Attack on Yazidis: What Iraq Will Look Like if American Troops Withdraw Prematurely

Horrific suicide bomber attacks were made upon Yazidis in northern Iraq earlier this week. The Yazidis are "a small Kurdish-speaking sect that has been targeted by Muslim extremists who consider its members to be blasphemers." They live in a remote area where there are few American troops.

"This is an act of ethnic cleansing, if you will, almost genocide," Army Maj. Gen. Benjamin Mixon, commander of U.S. forces in northern Iraq, told CNN.

Those who are calling for immediate or near-term withdrawal of American troops from Iraq need to look closely at the pictures from these attacks. They are stomach-turning. Yet, this is what Iraq will look like if American troops are withdrawn prematurely, before Iraqi forces are ready to take over their country's security.

Do Americans want to see night after night of ethnic cleansing -- the results of civil war -- from Iraq on an unimaginable scale? I don't. Yes, we have seen many pictures and reports of suicide bombings and sectarian attacks on civilians for the past three years. They will look like a walk in the park compared to what will come if we withdraw early.

Do we remember the horrors of Rwandaa and Kosovo? Are we aware of what has been happening in the Sudan? Are those the kind of pictures we want with our dinner every night on the evening news or with our breakfast on the morning news shows? I believe that is exactly what we will see if we leave Iraq before the Iraqis are ready politically and militarily to secure their country and establish a viable democracy.

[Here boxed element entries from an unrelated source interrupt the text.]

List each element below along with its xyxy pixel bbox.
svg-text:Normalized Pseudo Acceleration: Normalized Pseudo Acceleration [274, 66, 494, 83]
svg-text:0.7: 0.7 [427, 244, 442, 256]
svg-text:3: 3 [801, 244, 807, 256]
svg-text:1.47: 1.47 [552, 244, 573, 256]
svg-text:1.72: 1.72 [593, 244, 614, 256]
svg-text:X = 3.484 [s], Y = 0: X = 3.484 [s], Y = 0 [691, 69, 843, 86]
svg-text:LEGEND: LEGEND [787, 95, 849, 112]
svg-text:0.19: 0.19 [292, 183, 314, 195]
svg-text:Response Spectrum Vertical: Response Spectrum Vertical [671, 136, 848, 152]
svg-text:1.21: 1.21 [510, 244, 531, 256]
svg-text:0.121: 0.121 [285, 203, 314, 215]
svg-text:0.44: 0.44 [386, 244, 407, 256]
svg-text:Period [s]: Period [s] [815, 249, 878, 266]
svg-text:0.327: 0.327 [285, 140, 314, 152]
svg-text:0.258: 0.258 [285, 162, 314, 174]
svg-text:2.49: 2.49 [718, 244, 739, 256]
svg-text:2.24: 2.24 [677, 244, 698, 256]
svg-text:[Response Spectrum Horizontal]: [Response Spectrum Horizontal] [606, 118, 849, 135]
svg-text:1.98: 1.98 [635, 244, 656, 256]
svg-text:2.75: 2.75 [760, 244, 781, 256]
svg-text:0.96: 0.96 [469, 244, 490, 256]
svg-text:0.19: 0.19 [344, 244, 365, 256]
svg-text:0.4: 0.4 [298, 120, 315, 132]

Our withdrawal would result in a bloodbath of ethnic cleansing: a holocaust. I agree there has been abundant mismanagement of the military efforts to establish the peace in Iraq after defeating Saddam Hussein. Donald Rumsfeld and his team served President Bush poorly in not planning effectively for the aftermath of the removal of Hussein. Nonetheless, I do not want us to be responsible for the deaths and injuries of millions of Iraqis in a civil war.

Hatred of President Bush has blinded many liberals to the raw reality of what would happen if Iraq descends into a full civil war. Ironically, these same liberals were quick to advocate our intervention into the Kosovo battles between ethnic Albanians and the Serbs. They have condemned our failure to intervene in Rwandaa, a bloodbath between ethnic tribes. These same anti-Iraq war protesters are critical that the U.S. has not rushed in to resolve the conflict in Darfur between Northern (Muslim) and Southern (Christian) Sudanese.

All of these are civil wars between ethnic or sectarian rivals. Why, if it is a moral imperative for us to rescue the underdogs in the civil wars in Rwandaa, Kosovo, and the Sudan, would it not be so to prevent a bloodbath in an Iraq civil war?

President George Washington wisely warned us in his Farewell Address to avoid "foreign involvements." I would respect a viewpoint that says the United States should remain neutral and avoid involvement in civil strife in other countries. But, I believe it is pure hypocrisy to advocate intervention in these other cases and not in Iraq.